A wave of interest for the third generation of integration standards coincides with relatively recent theoretic developments in the holistic approaches to IT architecture of an enterprise. Even though models for every integration concern were standardized, there’d still be too many disparate, yet overlapping concerns that an enterprise have to deal with.
To illustrate the point, consider the notion of purchase. The physical product being procured may have manifestations in multitude of different aspects of an enterprise whilst still maintaining its identity. First, a purchase order for a product is received by the vendor using some sort of supply chain integration, possibly via ebXML, and an invoice is sent back. Second, an inbound payment is being acknowledged by a bank and reported to the company via SWIFT MT message. Third, an inventory tracking system is told to deduce the number of items in stock. Finally, a shipping is agreed upon with a courier service. And there might be some automated regulatory reporting involved if, say, a product is subject to export restrictions or special export VAT rate. Data related to the same physical item is being exchanged through these integration points, but they have widely varied and even mutually inconsistent understanding of what the item is.

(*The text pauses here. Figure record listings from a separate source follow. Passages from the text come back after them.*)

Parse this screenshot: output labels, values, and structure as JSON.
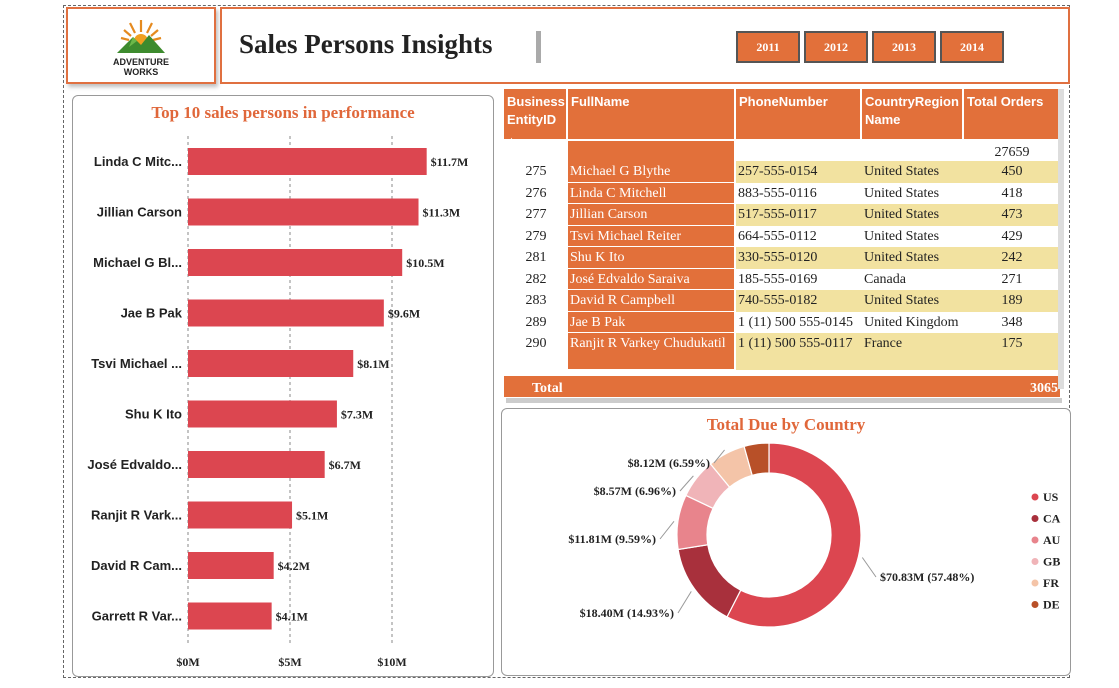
{
  "header": {
    "logo_line1": "ADVENTURE",
    "logo_line2": "WORKS",
    "title": "Sales Persons Insights",
    "years": [
      "2011",
      "2012",
      "2013",
      "2014"
    ]
  },
  "bar_chart": {
    "title": "Top 10 sales persons in performance"
  },
  "table": {
    "columns": [
      "Business EntityID",
      "FullName",
      "PhoneNumber",
      "CountryRegion Name",
      "Total Orders"
    ],
    "blank_row_orders": "27659",
    "rows": [
      {
        "id": "275",
        "name": "Michael G Blythe",
        "phone": "257-555-0154",
        "country": "United States",
        "orders": "450"
      },
      {
        "id": "276",
        "name": "Linda C Mitchell",
        "phone": "883-555-0116",
        "country": "United States",
        "orders": "418"
      },
      {
        "id": "277",
        "name": "Jillian Carson",
        "phone": "517-555-0117",
        "country": "United States",
        "orders": "473"
      },
      {
        "id": "279",
        "name": "Tsvi Michael Reiter",
        "phone": "664-555-0112",
        "country": "United States",
        "orders": "429"
      },
      {
        "id": "281",
        "name": "Shu K Ito",
        "phone": "330-555-0120",
        "country": "United States",
        "orders": "242"
      },
      {
        "id": "282",
        "name": "José Edvaldo Saraiva",
        "phone": "185-555-0169",
        "country": "Canada",
        "orders": "271"
      },
      {
        "id": "283",
        "name": "David R Campbell",
        "phone": "740-555-0182",
        "country": "United States",
        "orders": "189"
      },
      {
        "id": "289",
        "name": "Jae B Pak",
        "phone": "1 (11) 500 555-0145",
        "country": "United Kingdom",
        "orders": "348"
      },
      {
        "id": "290",
        "name": "Ranjit R Varkey Chudukatil",
        "phone": "1 (11) 500 555-0117",
        "country": "France",
        "orders": "175"
      }
    ],
    "total_label": "Total",
    "total_value": "3065"
  },
  "donut": {
    "title": "Total Due by Country"
  },
  "chart_data": [
    {
      "type": "bar",
      "orientation": "horizontal",
      "title": "Top 10 sales persons in performance",
      "categories": [
        "Linda C Mitc...",
        "Jillian Carson",
        "Michael G Bl...",
        "Jae B Pak",
        "Tsvi Michael ...",
        "Shu K Ito",
        "José Edvaldo...",
        "Ranjit R Vark...",
        "David R Cam...",
        "Garrett R Var..."
      ],
      "values": [
        11.7,
        11.3,
        10.5,
        9.6,
        8.1,
        7.3,
        6.7,
        5.1,
        4.2,
        4.1
      ],
      "data_labels": [
        "$11.7M",
        "$11.3M",
        "$10.5M",
        "$9.6M",
        "$8.1M",
        "$7.3M",
        "$6.7M",
        "$5.1M",
        "$4.2M",
        "$4.1M"
      ],
      "xlim": [
        0,
        12
      ],
      "xticks": [
        0,
        5,
        10
      ],
      "xtick_labels": [
        "$0M",
        "$5M",
        "$10M"
      ],
      "grid": true,
      "color": "#dc4650"
    },
    {
      "type": "pie",
      "variant": "donut",
      "title": "Total Due by Country",
      "categories": [
        "US",
        "CA",
        "AU",
        "GB",
        "FR",
        "DE"
      ],
      "values": [
        70.83,
        18.4,
        11.81,
        8.57,
        8.12,
        5.37
      ],
      "data_labels": [
        "$70.83M (57.48%)",
        "$18.40M (14.93%)",
        "$11.81M (9.59%)",
        "$8.57M (6.96%)",
        "$8.12M (6.59%)",
        ""
      ],
      "colors": [
        "#dc4650",
        "#a8303c",
        "#e8848c",
        "#f0b4b8",
        "#f4c4a8",
        "#b85028"
      ],
      "legend": "right"
    }
  ]
}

Therefore, someone somehow still have to bridge all those differences between disparate domains, by implementing and maintaining fairly sophisticated EAI logic that have to cater for such obscure things as partial payments, returns, bulk and repeating orders, lost shipping, claims, reconciliation, and things like that.

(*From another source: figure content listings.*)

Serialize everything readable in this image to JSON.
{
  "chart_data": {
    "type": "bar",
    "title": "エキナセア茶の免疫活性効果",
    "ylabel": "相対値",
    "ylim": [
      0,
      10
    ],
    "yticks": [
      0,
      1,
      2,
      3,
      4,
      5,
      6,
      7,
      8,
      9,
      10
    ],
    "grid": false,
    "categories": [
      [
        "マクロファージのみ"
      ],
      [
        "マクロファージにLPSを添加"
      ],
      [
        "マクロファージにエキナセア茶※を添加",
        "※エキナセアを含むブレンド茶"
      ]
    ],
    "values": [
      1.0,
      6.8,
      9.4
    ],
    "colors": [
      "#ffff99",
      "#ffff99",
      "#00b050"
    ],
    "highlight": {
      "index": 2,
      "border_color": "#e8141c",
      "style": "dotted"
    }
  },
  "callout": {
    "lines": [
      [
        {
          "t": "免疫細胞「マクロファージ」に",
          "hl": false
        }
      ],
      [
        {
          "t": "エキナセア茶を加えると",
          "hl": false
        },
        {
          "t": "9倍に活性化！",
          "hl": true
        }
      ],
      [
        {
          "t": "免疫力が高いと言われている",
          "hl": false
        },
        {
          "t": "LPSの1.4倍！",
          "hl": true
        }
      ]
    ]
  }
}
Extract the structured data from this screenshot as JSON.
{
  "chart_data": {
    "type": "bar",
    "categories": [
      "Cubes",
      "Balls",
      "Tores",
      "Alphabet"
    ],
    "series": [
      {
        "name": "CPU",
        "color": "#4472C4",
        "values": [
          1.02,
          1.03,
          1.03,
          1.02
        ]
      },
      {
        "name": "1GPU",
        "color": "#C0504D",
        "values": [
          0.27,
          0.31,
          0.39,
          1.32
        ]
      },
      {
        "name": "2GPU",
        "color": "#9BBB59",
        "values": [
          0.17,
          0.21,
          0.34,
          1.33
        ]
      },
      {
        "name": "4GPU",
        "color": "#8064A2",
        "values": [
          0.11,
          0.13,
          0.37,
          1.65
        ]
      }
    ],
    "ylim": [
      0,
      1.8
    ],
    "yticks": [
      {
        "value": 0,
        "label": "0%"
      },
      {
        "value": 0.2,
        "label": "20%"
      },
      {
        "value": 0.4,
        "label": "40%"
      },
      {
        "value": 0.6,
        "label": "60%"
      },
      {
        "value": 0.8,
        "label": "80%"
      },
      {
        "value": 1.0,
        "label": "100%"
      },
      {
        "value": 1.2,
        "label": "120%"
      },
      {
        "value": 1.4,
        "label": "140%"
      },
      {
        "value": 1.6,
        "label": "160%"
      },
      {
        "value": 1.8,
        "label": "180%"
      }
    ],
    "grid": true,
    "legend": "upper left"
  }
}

Third-generation integration standards offer an answer for this challenge, that is the standardization of semantics, i.e. converging on a common meaning of elements belonging to disparate underlying models of all involved integration standards. Such standards usually start with agreeing on a particular upper ontology that describes general categories of being such as time, space, math, physics, and then producing an unambiguous specifications of all relevant models using a formal notation, which is quite commonly based on first-order predicate calculus. In other words, natural language specifications of first- and second-generation integration standards are rewritten in a logically rigorous way, e.g. in a form of, say, RDF triplets. Considering all above, probably the best way to refer to the third generation as semantics-based integration standards.

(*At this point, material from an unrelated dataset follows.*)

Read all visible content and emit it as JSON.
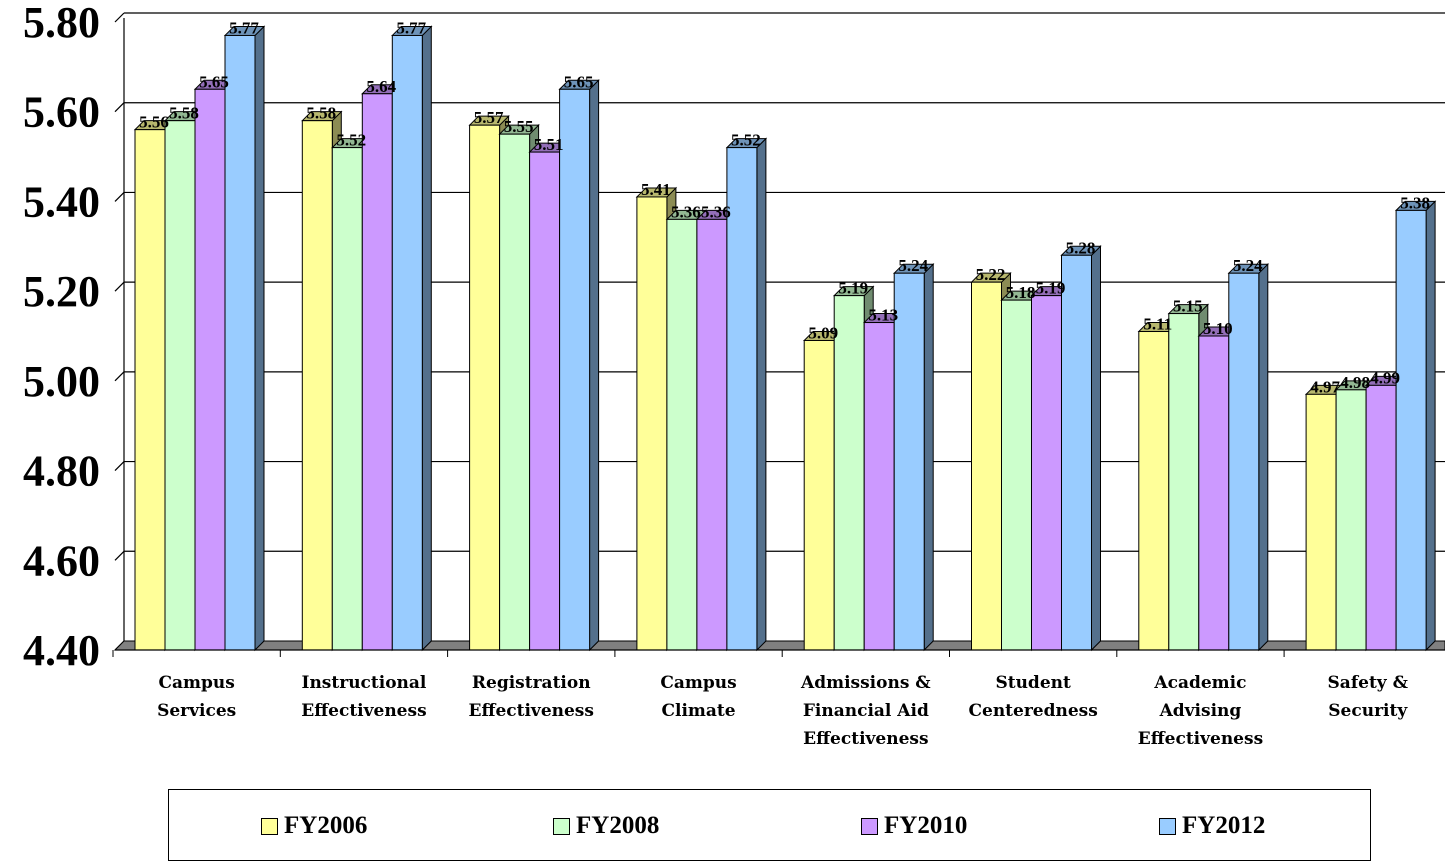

Considering amount of effort required to rewrite and reconcile differences between disparate integration domains, it is not surprising that third-generation standards are still in their infancy. However, there are few prominent attempts that slowly getting traction at least in certain industries. As far as I know, the most well-developed one is ISO 15926: Industrial automation systems and integration — Integration of life-cycle data for process plants including oil and gas production facilities. Despite its confusing name, it’s actually contains a full-blown upper ontology of 201 elements describing all categories that are arguably sufficient to construct any practically required. As of now, ISO 15926 standard is primarily used by manufacturing organizations to share and hand over specifications for engineering artifacts and components, but there are few interest groups working toward applying the standard to other domains.
Needless to say, third-generation standards indeed look promising. However, having recently got an exposure to post-structuralist thinking I’ve obtained a new perspective on things that make me feel incredulity toward the possibility of an overreaching third generation integration standard. But this is something I’m going to address as a separate post.